Additional resources will be required later for such things as a Space Force headquarters and perhaps a training academy, the Pentagon said.
“This is an historic moment for our nation,” acting Defense Secretary Patrick Shanahan said in a statement Friday.
“The Department of Defense’s legislative proposal to establish the United States Space Force as the sixth branch of the Armed Forces is a strategic step towards securing America’s vital national interests in space,” he said. “Our approach follows President Trump’s bold vision for space and commits resources to deliver more capability faster, ensuring the United States can compete, deter, and, if needed, win in a complex domain.”
The proposal had been quietly delivered to Congress on Wednesday but the Pentagon did not release details until today.
It said the force start-up would cost $72 million in fiscal year 2020, primarily to centralize a headquarters for the new entity. The initial contingent to staff the headquarters and direct creation would be about 200 uniformed and civilian personnel, the Pentagon said.
In January, President Donald Trump signed a directive that ordered the space force to be part of the Department of the Air Force, similar to how the Marine Corps is an augment within the Department of the Navy.
That directive prompted the Pentagon to say it is creating a U.S. Space Command — an entity that combines space elements of all the service branches and would be made moot if an independent Space Force is established. That new command is on track to be created by summer.
According to the proposal, the Space Force would begin with space elements that are now part of the Air Force and then build out by snaring space duties of the other service benches, according to the proposal.
“We will continue to be the best in the world at space and establishing a dedicated space force strengthens our ability to deter, compete and win in space,” Air Force Secretary Heather Wilson said Friday in a statement. Wilson had strongly opposed the creation of a new service branch for space, arguing it should remain part of the Air Force.

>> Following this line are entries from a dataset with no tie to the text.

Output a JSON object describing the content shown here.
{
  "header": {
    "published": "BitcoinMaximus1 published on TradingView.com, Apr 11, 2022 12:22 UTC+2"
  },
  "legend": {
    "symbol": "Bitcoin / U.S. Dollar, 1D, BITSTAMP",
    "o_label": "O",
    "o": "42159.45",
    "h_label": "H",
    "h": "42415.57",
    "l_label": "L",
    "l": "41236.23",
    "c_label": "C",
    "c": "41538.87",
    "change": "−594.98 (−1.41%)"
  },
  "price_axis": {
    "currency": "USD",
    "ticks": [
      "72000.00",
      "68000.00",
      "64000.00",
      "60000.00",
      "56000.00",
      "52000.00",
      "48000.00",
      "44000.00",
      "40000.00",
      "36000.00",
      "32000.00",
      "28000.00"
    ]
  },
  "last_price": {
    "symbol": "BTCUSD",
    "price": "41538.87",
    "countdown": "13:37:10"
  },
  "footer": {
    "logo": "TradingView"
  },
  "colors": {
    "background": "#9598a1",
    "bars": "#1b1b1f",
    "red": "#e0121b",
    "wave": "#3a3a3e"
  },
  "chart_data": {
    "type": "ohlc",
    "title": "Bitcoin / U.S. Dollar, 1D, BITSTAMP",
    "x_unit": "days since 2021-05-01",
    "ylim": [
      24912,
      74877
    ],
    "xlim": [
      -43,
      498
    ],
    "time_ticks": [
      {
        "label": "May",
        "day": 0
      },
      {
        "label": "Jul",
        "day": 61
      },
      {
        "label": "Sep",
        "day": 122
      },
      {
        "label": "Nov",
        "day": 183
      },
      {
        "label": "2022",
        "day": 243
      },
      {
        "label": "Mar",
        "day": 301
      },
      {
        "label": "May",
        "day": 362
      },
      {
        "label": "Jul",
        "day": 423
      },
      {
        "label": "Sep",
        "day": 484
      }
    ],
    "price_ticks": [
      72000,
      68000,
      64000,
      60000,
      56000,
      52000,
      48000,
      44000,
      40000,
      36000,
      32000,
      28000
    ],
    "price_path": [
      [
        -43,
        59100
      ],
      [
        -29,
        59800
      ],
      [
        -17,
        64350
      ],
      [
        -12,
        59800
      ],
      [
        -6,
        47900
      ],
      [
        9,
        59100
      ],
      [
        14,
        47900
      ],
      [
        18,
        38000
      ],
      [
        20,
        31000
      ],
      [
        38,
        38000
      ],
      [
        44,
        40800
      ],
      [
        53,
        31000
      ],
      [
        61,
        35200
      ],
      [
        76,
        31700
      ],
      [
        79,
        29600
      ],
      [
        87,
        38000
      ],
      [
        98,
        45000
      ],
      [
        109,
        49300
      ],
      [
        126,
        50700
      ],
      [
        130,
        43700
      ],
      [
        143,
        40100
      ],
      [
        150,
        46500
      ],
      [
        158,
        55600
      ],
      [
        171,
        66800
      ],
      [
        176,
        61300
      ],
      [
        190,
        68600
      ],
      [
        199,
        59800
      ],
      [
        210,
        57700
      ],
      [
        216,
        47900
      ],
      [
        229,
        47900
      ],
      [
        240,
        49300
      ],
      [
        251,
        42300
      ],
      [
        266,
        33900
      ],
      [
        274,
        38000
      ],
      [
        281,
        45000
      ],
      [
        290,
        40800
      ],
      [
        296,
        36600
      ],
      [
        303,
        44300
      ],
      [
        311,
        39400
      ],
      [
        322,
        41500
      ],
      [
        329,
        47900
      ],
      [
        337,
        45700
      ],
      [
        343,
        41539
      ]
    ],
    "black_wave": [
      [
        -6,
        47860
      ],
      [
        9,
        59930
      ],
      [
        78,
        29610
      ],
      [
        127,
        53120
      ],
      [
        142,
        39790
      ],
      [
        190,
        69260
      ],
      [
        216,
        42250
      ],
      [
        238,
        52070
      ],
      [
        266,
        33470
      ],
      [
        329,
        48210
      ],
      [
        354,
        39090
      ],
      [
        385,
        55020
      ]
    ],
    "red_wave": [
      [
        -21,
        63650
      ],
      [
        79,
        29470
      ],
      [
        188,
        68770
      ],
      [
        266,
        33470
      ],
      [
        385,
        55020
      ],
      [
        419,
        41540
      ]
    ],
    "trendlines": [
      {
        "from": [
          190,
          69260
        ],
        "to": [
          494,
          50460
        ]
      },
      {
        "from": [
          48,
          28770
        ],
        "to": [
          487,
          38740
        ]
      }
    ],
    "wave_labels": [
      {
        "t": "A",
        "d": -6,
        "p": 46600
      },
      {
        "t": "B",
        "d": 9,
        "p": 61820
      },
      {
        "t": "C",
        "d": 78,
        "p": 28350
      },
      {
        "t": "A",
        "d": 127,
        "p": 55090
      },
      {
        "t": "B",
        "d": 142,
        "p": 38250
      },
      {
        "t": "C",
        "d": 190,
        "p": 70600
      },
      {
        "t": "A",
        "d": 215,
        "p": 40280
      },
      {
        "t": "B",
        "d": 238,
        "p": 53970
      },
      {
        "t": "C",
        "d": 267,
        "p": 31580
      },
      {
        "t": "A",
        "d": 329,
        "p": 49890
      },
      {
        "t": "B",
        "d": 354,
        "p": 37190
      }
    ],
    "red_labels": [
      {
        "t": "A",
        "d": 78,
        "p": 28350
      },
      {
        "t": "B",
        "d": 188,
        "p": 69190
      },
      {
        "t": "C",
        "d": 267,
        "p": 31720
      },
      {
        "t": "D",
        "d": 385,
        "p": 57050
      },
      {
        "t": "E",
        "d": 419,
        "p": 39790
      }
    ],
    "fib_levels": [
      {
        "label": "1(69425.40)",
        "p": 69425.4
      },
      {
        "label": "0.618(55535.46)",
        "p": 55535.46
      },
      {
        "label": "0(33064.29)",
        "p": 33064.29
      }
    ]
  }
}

In addition to establishing a headquarters in 2020, the first-year plans also show an undersecretary of the Air Force for space would be nominated and subject to Senate confirmation and a chief of staff — a four-star position — would be named to head the force. That chief of staff will be on the Joint Chiefs of Staff, similar to the role of commandant of the Marine Corps.
More functions will be transferred to the Space Force in fiscal years 2021 and 2022, the proposal outlined. “This will include relevant space operational elements, acquisition elements, training and education elements, and other identified space-specific entities,” the proposal said.
In the following two years, new units and duties will come to the force, the proposal said, in response to “new mission demands and to establish organic space-specific capacity for doctrine development, intelligence analysis, education, etc.”
Left undetermined are what type of reserve or guard components will be part of the force and what to do with personnel who are opposed to being transferred to a new service entity from their current service branch.